On Nov. 17, the forum has planned a “Philanthropy Boot Camp for Journalists,” where experts on philanthropy will explain some of the complexities of the law to journalists from the Wall Street Journal, National Public Radio, and 60 Minutes. In the spring, the forum will sponsor “Giving in Time: Perpetuity, Limited Life, and the Responsibility of Philanthropy to the Present and the Future,” at Stanford University’s Center on Philanthropy and Civil Society.

“We’re holding it with the Stanford PACS Center because it’s an excellent center on matters of philanthropy policy,” Madoff said. “The rise of tech money in San Francisco has given rise to lots of people out there questioning how best to use philanthropic dollars, so it seemed like a good location.”
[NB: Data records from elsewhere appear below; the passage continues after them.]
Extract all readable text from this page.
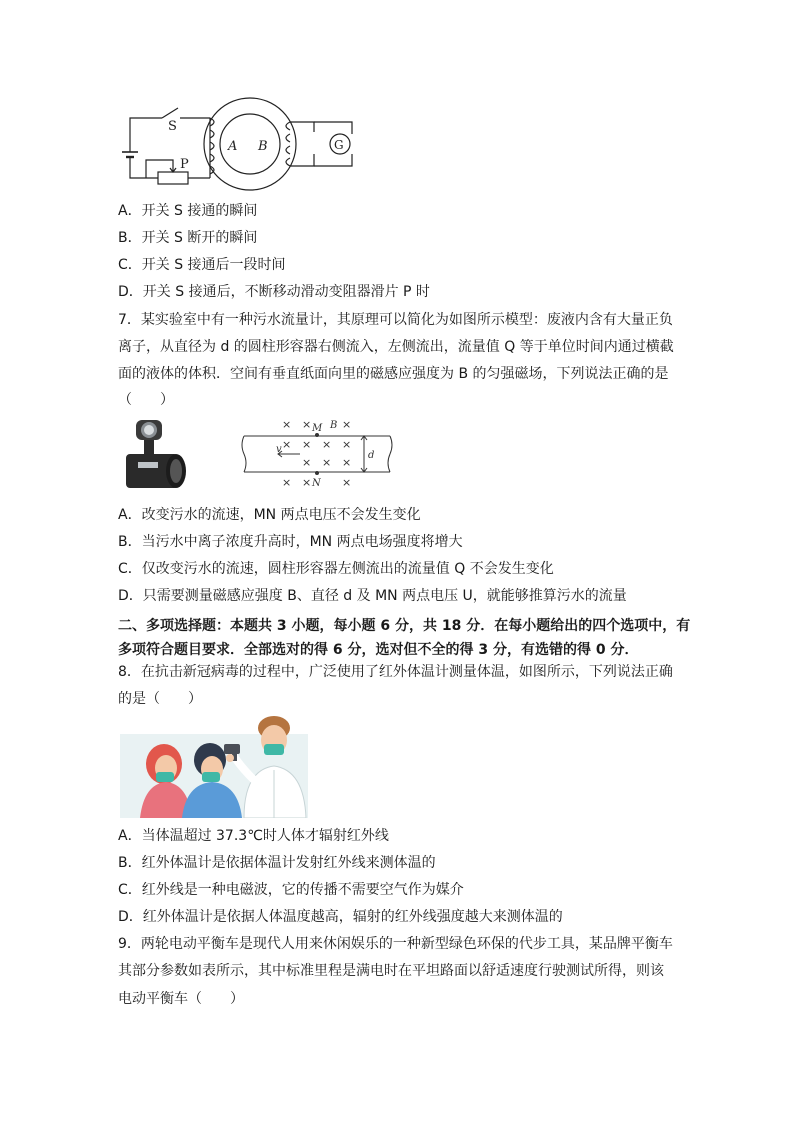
S
P
A B	G
A．开关 S 接通的瞬间
B．开关 S 断开的瞬间
C．开关 S 接通后一段时间
D．开关 S 接通后，不断移动滑动变阻器滑片 P 时
7．某实验室中有一种污水流量计，其原理可以简化为如图所示模型：废液内含有大量正负
离子，从直径为 d 的圆柱形容器右侧流入，左侧流出，流量值 Q 等于单位时间内通过横截
面的液体的体积．空间有垂直纸面向里的磁感应强度为 B 的匀强磁场，下列说法正确的是
（　　）
× ×	×
× × × ×
× × ×
× ×	×
M B
N
v
d
A．改变污水的流速，MN 两点电压不会发生变化
B．当污水中离子浓度升高时，MN 两点电场强度将增大
C．仅改变污水的流速，圆柱形容器左侧流出的流量值 Q 不会发生变化
D．只需要测量磁感应强度 B、直径 d 及 MN 两点电压 U，就能够推算污水的流量
二、多项选择题：本题共 3 小题，每小题 6 分，共 18 分．在每小题给出的四个选项中，有
多项符合题目要求．全部选对的得 6 分，选对但不全的得 3 分，有选错的得 0 分．
8．在抗击新冠病毒的过程中，广泛使用了红外体温计测量体温，如图所示，下列说法正确
的是（　　）
A．当体温超过 37.3℃时人体才辐射红外线
B．红外体温计是依据体温计发射红外线来测体温的
C．红外线是一种电磁波，它的传播不需要空气作为媒介
D．红外体温计是依据人体温度越高，辐射的红外线强度越大来测体温的
9．两轮电动平衡车是现代人用来休闲娱乐的一种新型绿色环保的代步工具，某品牌平衡车
其部分参数如表所示，其中标准里程是满电时在平坦路面以舒适速度行驶测试所得，则该
电动平衡车（　　）
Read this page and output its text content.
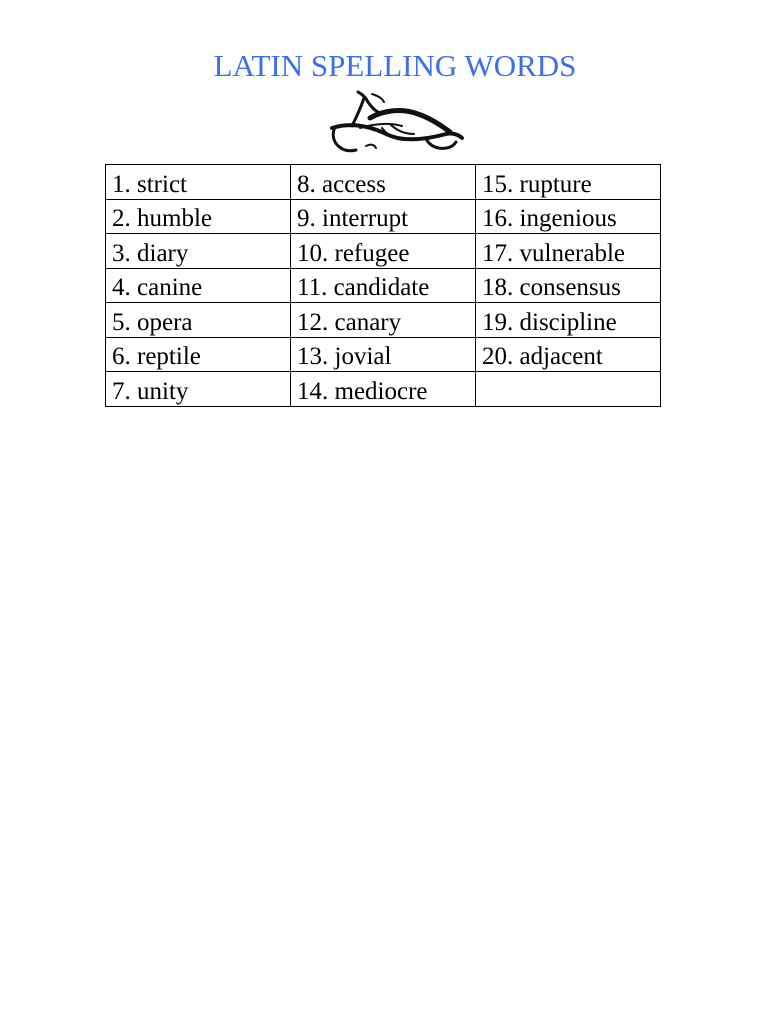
LATIN SPELLING WORDS
1. strict	8. access	15. rupture
2. humble	9. interrupt	16. ingenious
3. diary	10. refugee	17. vulnerable
4. canine	11. candidate	18. consensus
5. opera	12. canary	19. discipline
6. reptile	13. jovial	20. adjacent
7. unity	14. mediocre	
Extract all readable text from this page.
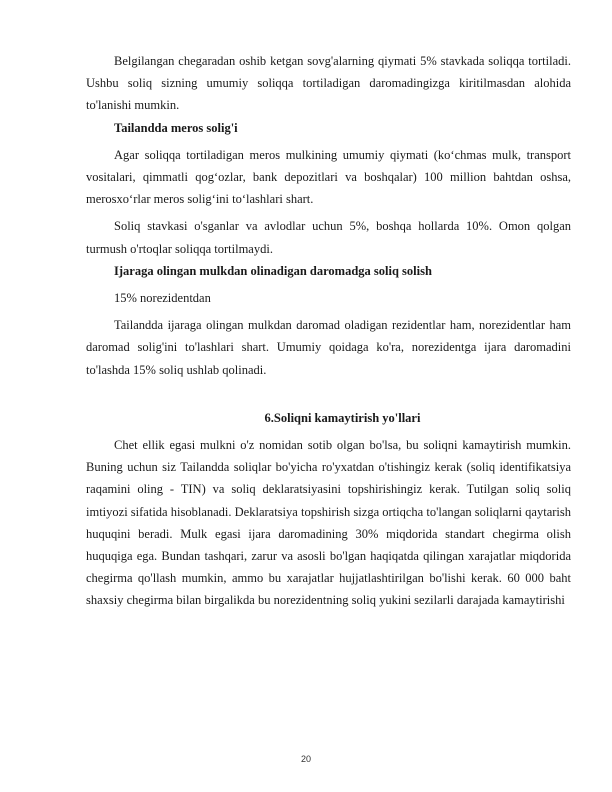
Belgilangan chegaradan oshib ketgan sovg'alarning qiymati 5% stavkada soliqqa tortiladi. Ushbu soliq sizning umumiy soliqqa tortiladigan daromadingizga kiritilmasdan alohida to'lanishi mumkin.

Tailandda meros solig'i

Agar soliqqa tortiladigan meros mulkining umumiy qiymati (ko‘chmas mulk, transport vositalari, qimmatli qog‘ozlar, bank depozitlari va boshqalar) 100 million bahtdan oshsa, merosxo‘rlar meros solig‘ini to‘lashlari shart.

Soliq stavkasi o'sganlar va avlodlar uchun 5%, boshqa hollarda 10%. Omon qolgan turmush o'rtoqlar soliqqa tortilmaydi.

Ijaraga olingan mulkdan olinadigan daromadga soliq solish

15% norezidentdan

Tailandda ijaraga olingan mulkdan daromad oladigan rezidentlar ham, norezidentlar ham daromad solig'ini to'lashlari shart. Umumiy qoidaga ko'ra, norezidentga ijara daromadini to'lashda 15% soliq ushlab qolinadi.

6.Soliqni kamaytirish yo'llari

Chet ellik egasi mulkni o'z nomidan sotib olgan bo'lsa, bu soliqni kamaytirish mumkin. Buning uchun siz Tailandda soliqlar bo'yicha ro'yxatdan o'tishingiz kerak (soliq identifikatsiya raqamini oling - TIN) va soliq deklaratsiyasini topshirishingiz kerak. Tutilgan soliq soliq imtiyozi sifatida hisoblanadi. Deklaratsiya topshirish sizga ortiqcha to'langan soliqlarni qaytarish huquqini beradi. Mulk egasi ijara daromadining 30% miqdorida standart chegirma olish huquqiga ega. Bundan tashqari, zarur va asosli bo'lgan haqiqatda qilingan xarajatlar miqdorida chegirma qo'llash mumkin, ammo bu xarajatlar hujjatlashtirilgan bo'lishi kerak. 60 000 baht shaxsiy chegirma bilan birgalikda bu norezidentning soliq yukini sezilarli darajada kamaytirishi

20
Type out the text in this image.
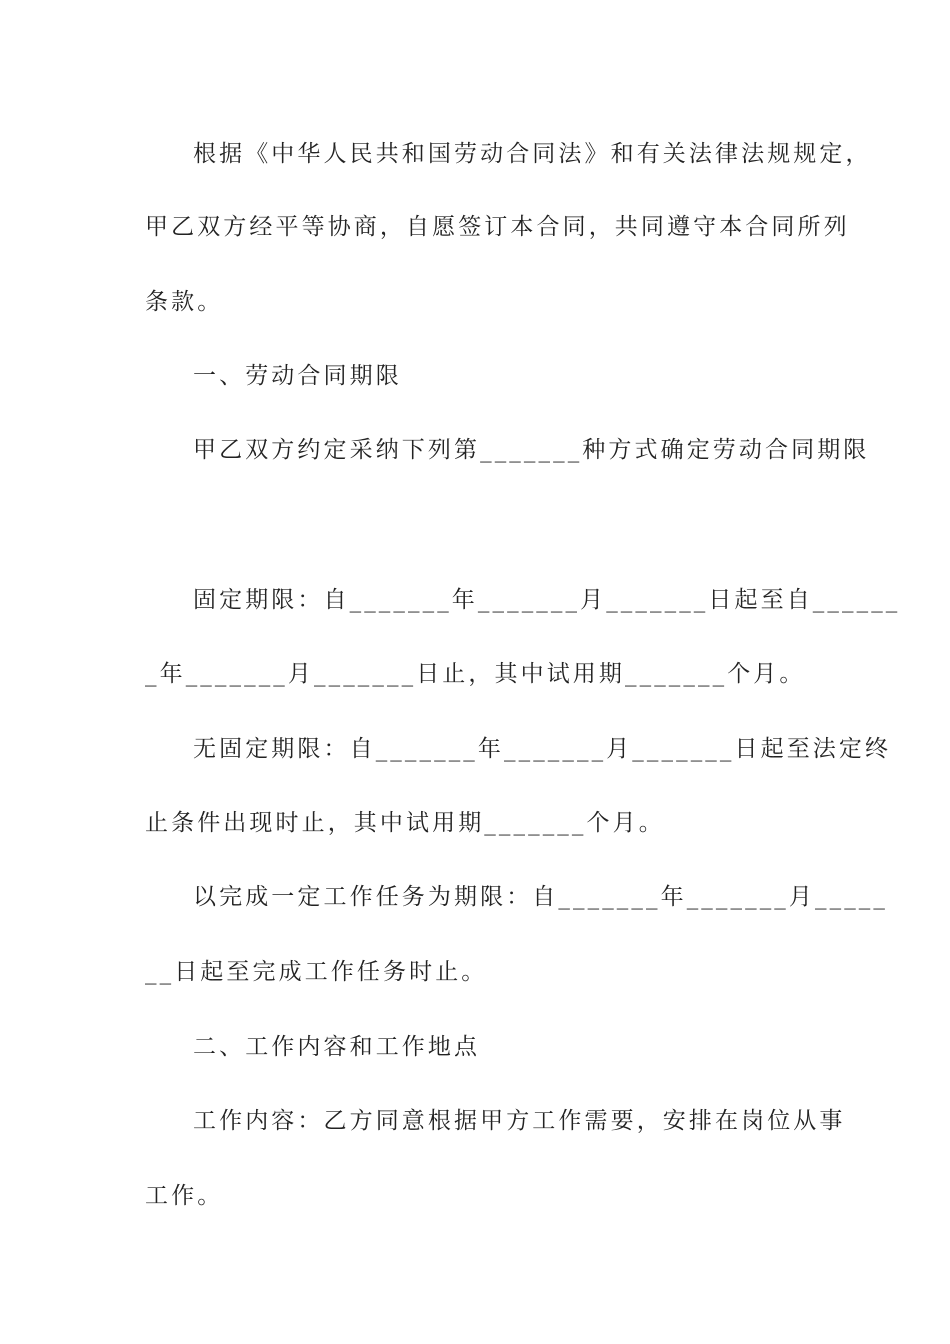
根据《中华人民共和国劳动合同法》和有关法律法规规定，
甲乙双方经平等协商，自愿签订本合同，共同遵守本合同所列
条款。
一、劳动合同期限
甲乙双方约定采纳下列第_______种方式确定劳动合同期限
固定期限：自_______年_______月_______日起至自______
_年_______月_______日止，其中试用期_______个月。
无固定期限：自_______年_______月_______日起至法定终
止条件出现时止，其中试用期_______个月。
以完成一定工作任务为期限：自_______年_______月_____
__日起至完成工作任务时止。
二、工作内容和工作地点
工作内容：乙方同意根据甲方工作需要，安排在岗位从事
工作。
The forum’s activities are sponsored by a number of charitable foundations, including the Ford Foundation and the Carnegie Corporation of New York. Madoff said that their support helps to ensure high-quality debate on philanthropic issues. The foundations support an effort that seeks not only to promote better policies and better scholarship on philanthropy tax policy, but also general public awareness.

“We spend a lot of money subsidizing philanthropic activities,” Madoff said. “But we’re not always mindful about whether we’re producing the results that we want.”